C’est par l’aptitude de chacun à être à la fois "souverain", c’est à dire législateur, et "sujet", c’est-à-dire obéissant aux lois, que réside la citoyenneté. J. Testart a travaillé sur les conventions citoyennes afin de vérifier la capacité de législateur de tout un chacun. Il a noté l’apparition de ce qu’il nomme "l’humanitude" pour être convaincu de la compétence politique d’un citoyen ou d’un groupe, contrairement à ce qu’il est couramment avancé. [3]

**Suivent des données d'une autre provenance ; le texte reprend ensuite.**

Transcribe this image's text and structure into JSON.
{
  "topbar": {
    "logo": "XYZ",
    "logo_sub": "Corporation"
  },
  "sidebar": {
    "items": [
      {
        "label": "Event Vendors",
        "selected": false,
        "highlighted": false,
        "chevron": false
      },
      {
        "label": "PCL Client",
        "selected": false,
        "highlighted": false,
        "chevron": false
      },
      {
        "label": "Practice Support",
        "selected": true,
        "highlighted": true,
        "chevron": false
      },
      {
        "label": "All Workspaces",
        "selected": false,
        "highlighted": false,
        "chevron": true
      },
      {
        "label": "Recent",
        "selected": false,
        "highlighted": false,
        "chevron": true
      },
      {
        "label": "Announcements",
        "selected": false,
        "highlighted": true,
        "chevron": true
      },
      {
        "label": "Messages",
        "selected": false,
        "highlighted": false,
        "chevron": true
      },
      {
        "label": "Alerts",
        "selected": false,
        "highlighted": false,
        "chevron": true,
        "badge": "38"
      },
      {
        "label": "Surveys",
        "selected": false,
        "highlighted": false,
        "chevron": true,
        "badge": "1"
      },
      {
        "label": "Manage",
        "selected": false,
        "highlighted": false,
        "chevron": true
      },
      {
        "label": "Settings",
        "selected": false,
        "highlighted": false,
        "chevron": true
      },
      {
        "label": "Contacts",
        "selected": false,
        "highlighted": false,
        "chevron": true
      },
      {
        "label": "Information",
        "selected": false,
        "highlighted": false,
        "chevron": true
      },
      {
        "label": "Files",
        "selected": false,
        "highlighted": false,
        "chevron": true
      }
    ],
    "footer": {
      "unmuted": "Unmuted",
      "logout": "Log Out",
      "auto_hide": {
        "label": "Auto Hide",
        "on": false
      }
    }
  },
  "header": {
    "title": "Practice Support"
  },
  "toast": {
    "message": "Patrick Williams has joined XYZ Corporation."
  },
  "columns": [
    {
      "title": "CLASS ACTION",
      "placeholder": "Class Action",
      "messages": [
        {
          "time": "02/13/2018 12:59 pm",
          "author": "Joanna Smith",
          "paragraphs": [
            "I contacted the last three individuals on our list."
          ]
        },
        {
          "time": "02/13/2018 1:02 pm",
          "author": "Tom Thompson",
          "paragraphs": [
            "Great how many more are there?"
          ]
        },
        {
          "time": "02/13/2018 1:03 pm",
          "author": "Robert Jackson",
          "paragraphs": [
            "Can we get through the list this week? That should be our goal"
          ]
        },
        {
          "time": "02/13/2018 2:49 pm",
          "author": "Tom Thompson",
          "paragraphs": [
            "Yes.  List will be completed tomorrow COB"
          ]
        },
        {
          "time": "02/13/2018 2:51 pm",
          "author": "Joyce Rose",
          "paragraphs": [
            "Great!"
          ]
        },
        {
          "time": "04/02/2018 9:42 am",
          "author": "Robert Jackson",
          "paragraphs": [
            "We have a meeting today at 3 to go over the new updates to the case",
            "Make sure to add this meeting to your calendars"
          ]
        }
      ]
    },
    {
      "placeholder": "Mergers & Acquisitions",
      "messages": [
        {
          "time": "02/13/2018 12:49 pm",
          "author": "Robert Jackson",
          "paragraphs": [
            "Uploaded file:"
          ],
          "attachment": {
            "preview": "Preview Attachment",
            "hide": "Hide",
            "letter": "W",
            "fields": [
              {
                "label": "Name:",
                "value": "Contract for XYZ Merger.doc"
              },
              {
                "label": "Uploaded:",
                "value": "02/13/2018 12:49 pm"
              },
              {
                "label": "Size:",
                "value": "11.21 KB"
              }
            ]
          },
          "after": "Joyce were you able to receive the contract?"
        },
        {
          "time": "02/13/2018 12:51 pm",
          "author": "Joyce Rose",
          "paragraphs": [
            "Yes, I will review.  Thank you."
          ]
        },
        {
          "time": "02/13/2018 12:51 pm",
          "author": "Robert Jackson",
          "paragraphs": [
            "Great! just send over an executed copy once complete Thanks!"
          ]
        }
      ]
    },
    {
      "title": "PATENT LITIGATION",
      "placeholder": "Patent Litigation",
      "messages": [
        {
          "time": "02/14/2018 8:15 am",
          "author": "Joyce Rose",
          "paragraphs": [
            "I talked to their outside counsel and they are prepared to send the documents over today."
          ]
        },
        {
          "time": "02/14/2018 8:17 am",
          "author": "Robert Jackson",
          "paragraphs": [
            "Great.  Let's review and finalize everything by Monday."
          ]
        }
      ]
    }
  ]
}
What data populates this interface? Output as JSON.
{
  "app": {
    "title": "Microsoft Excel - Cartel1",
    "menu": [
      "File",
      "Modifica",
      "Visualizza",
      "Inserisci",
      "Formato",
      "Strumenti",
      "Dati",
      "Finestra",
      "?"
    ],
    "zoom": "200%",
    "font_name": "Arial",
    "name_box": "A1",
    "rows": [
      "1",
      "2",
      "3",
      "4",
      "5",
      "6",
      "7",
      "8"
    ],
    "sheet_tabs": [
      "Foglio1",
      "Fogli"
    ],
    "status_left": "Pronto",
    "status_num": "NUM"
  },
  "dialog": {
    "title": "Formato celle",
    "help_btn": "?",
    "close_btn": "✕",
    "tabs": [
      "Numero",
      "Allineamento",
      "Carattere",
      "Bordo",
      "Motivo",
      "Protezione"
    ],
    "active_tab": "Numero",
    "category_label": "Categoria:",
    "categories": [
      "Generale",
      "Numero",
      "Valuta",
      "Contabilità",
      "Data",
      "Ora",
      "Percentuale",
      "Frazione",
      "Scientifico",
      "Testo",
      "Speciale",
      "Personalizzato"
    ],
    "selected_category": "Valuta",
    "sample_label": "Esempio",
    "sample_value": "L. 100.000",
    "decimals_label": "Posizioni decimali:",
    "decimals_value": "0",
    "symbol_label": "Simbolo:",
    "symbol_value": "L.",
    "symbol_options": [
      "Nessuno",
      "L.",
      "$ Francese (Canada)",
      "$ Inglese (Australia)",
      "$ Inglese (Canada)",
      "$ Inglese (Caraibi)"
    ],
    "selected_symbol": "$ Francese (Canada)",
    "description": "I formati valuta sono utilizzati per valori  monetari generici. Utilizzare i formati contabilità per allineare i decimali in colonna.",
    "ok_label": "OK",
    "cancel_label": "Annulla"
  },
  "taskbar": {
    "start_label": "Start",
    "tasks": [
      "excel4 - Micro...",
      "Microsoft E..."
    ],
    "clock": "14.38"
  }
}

La convention citoyenne est une procédure de participation qui combine une formation préalable (où les citoyens étudient), une intervention active (où les citoyens interrogent) et un positionnement collectif (où les citoyens rendent un avis). Tout sujet d’intérêt général, sans limitation du champ géographique, est susceptible de faire l’objet d’une convention de citoyens dès lors que les connaissances en la matière ont acquis un certain niveau de maturation.

 L’élection

En premier lieu, suivons La Boétie qui explique que si certains individus accaparent le pouvoir en démocratie, c’est que le peuple laisse faire, qu’il démissionne de la place qui lui revient de droit quand il fait le choix d’opter pour l’élection. L’élection revient à l’abandon du pouvoir et sa remise aux mains des oligarques représentés par les politiciens.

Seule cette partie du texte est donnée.